Saat ini, Charlie yang masih di atas ring mulai bangkit dengan kepala sedikit pusing. Dia hanya bisa menatap punggung Julian yang semakin menjauh, dengan tinju yang mengepal erat.
Dia telah dipermalukan hari ini.
Pada saat yang sama, ada sedikit rasa takut di matanya.
Riana memiliki saudara laki-laki seperti ini, cukup merepotkan.
...
"Charlie, kamu baik-baik saja?"
Setelah Julian pergi, Riana baru ingat dan buru-buru naik ke atas ring untuk membantu Charlie, menunjukkan kepeduliannya.
Charlie mengusap pipinya yang mulai bengkak dan menggelengkan kepala, “Aku tidak apa-apa.
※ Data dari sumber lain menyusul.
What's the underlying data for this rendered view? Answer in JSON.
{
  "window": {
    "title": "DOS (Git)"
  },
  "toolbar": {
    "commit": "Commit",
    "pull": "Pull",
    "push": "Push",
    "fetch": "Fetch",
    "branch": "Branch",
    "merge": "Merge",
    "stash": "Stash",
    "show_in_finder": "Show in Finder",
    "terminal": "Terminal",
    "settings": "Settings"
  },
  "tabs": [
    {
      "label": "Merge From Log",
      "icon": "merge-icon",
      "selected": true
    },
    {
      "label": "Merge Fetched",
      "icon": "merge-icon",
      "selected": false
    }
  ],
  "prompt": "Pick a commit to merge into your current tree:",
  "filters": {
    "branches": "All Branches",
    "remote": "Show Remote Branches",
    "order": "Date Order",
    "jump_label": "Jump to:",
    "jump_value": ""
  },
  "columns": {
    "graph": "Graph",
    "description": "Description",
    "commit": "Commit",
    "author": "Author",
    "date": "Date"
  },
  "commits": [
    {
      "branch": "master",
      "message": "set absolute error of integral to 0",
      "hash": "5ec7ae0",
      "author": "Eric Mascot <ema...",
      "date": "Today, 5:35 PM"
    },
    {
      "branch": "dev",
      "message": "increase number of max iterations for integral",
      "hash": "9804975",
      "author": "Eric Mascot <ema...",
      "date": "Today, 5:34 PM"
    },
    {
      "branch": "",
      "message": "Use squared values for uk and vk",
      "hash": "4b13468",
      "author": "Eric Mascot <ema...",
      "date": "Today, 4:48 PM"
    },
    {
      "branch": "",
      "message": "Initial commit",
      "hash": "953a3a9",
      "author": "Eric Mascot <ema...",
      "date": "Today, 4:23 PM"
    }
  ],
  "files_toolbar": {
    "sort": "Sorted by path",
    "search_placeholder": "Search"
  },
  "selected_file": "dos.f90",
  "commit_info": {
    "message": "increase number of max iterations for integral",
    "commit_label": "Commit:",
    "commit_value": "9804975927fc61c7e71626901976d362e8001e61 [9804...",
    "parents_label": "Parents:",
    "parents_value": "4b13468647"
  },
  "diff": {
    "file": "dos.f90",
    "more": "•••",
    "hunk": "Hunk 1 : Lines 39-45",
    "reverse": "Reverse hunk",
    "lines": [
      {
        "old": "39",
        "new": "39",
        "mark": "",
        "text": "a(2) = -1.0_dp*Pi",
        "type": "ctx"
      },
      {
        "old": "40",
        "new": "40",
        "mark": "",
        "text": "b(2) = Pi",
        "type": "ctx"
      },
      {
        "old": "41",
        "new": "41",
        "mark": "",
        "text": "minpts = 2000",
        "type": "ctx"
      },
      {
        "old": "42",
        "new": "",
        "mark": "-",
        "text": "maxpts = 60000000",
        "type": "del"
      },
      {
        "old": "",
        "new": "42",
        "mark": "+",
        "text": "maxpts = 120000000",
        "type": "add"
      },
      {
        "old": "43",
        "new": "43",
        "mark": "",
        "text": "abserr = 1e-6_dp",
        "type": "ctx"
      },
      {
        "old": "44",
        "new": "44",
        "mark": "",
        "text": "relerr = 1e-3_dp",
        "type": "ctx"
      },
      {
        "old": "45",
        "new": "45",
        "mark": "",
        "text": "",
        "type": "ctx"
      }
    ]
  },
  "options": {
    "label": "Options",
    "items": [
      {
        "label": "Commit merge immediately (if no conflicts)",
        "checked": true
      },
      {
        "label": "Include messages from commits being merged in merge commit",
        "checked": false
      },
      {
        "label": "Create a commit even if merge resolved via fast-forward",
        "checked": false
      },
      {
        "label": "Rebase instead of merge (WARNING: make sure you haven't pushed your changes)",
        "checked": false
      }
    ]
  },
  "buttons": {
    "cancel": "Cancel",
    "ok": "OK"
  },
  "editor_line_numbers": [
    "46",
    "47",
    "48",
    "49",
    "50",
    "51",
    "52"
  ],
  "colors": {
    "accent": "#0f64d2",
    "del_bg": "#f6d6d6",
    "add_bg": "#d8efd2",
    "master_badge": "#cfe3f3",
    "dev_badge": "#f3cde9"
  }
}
Kakakmu itu benar-benar tidak tahu aturan, sampai menyerangku secara diam-diam.”
"Aku pikir dia orang biasa, jadi aku sengaja menahan diri supaya tidak melukainya."
Charlie mengeluh.
"Ya, ya, itu semua salahnya, aku minta maaf atas namanya," Riana berkata sambil terus menenangkannya.
Namun, wangi parfum Riana yang berada begitu dekat, membuat Charlie merasa bersemangat.
“Riana, bagaimana kalau kita pergi ke bar? Aku tahu bar baru yang keren, ada penyanyi terkenal dan dekorasinya sangat menarik.”
"Ini ...."
Riana agak ragu.
Dia bukan anak kecil lagi, jadi dia paham apa maksud tatapan Charlie.
Pergi ke bar, di bawah pengaruh alkohol, akan sangat mudah terjadi sesuatu.
Meskipun dia cukup tertarik dengan Charlie, tapi dia tidak ingin menyerahkan dirinya terlalu dini. Dia ingin mengenalnya lebih baik.
"Riana, kamu takut? Apa kamu tidak percaya padaku? Kalau kamu tidak ikut, aku mungkin akan marah."
“Lagi pula, kakakmu tadi sudah memukulku. Kalau bukan karena kamu, aku tidak akan membiarkannya pergi begitu saja. Anggap saja kamu menebus kesalahan kakakmu, bisa ‘kan?”
Hanna juga menimpali, “Iya, Riana, ayo kita bersenang-senang bersama.”
"Baiklah ...."
Riana akhirnya mengangguk dengan ragu.
"Kalau begitu, kita berangkat sekarang."